If you’re specifying rotary lobe pumps, that really means choosing the SSP brand. SSP is unique in combining 50 years of practical application experience with the financial, research and high-end manufacturing resources of a world class engineering organisation. However large or small your application, whatever you’re pumping and whatever the requirements and regulatory framework of your industry sector, the chances are we’ve been there before.

So we can give you the benefit of what we’ve already learned.
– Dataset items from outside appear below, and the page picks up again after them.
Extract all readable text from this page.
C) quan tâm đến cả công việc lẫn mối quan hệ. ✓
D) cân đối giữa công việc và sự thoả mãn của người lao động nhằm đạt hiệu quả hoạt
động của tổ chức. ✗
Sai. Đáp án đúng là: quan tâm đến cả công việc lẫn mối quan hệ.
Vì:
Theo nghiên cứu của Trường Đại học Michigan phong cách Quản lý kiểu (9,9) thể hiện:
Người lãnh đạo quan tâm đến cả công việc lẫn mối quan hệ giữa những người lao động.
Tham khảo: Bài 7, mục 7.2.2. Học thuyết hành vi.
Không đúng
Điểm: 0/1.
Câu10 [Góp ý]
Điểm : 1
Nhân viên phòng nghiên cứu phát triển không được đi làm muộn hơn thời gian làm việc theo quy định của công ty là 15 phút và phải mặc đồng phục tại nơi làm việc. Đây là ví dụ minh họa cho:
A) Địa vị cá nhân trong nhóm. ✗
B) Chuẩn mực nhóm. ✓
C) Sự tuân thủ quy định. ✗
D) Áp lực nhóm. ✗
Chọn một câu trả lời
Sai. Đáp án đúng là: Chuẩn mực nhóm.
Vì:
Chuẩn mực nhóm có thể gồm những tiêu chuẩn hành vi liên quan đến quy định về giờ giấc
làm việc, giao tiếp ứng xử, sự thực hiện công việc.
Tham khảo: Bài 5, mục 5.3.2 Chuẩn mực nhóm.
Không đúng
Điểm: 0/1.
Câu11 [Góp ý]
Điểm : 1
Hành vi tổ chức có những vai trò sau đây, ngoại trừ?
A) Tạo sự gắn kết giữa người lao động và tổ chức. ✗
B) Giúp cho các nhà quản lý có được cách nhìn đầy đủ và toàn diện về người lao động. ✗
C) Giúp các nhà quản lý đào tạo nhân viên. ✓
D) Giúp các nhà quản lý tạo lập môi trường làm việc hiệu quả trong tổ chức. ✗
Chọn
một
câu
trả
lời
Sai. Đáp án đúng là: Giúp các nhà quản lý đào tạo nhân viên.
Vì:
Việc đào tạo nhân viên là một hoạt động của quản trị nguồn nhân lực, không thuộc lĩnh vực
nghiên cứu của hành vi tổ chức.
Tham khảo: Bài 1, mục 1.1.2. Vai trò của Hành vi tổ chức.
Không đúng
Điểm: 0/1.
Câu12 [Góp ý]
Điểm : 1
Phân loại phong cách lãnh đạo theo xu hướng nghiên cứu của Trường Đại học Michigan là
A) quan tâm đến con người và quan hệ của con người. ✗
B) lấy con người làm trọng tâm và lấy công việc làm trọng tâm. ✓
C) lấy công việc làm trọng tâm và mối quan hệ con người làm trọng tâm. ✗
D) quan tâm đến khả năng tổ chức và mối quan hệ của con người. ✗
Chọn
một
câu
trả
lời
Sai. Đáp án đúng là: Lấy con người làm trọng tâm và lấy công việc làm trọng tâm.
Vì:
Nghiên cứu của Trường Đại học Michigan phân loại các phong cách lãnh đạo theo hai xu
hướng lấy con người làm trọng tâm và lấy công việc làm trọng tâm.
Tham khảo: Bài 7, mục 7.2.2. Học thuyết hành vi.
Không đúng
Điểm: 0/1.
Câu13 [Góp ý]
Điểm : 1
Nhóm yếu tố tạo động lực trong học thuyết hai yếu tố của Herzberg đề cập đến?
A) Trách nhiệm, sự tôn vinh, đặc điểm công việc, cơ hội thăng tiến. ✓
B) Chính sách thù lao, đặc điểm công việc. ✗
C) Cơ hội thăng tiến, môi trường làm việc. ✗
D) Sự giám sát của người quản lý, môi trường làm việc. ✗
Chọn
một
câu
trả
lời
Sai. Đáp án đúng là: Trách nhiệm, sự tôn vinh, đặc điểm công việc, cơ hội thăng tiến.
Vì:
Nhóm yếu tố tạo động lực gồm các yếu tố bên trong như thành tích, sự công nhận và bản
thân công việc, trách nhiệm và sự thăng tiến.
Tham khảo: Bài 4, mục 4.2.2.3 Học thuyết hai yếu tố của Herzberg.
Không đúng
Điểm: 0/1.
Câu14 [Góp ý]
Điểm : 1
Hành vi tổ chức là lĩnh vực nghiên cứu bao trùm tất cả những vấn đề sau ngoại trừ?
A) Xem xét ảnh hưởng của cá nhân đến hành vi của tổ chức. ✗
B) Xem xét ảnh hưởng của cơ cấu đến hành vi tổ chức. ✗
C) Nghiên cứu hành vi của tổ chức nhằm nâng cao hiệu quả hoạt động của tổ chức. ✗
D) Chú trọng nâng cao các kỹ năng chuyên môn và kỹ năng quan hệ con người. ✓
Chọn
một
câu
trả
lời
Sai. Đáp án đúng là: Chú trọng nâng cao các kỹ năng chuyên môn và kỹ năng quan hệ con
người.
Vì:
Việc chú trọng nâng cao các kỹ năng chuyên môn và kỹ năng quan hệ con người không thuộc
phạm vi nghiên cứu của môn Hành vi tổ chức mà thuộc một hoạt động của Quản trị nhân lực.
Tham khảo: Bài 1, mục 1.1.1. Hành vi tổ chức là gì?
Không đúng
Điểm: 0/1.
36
So you always get the right pump, whether it’s an off the shelf product or a specifically engineered solution.

Principle of Operation

SSP ranges of Rotary Lobe pumps are of conventional design operating with no internal contacting parts in the pump head. The pumping principle is explained with reference to the diagram below, which shows the displacement of fluid from pump inlet to outlet. The rotors are driven by a gear train in the pump gearbox providing accurate synchronisation or timing of the rotors. The rotors contra-rotate within the pump head carrying fluid through the pump, in the cavities formed between the dwell of the rotor and the interior of the rotorcase. In hydraulic terms, the motion of the counter rotating rotors creates a partial vacuum that allows atmospheric pressure or other external pressures to force fluid into the pump chamber. As the rotors rotate an expanding cavity is formed which is filled with fluid. As the rotors separate, each dwell forms a cavity. The meshing of the rotor causes a diminishing cavity with the fluid being displaced into the outlet port.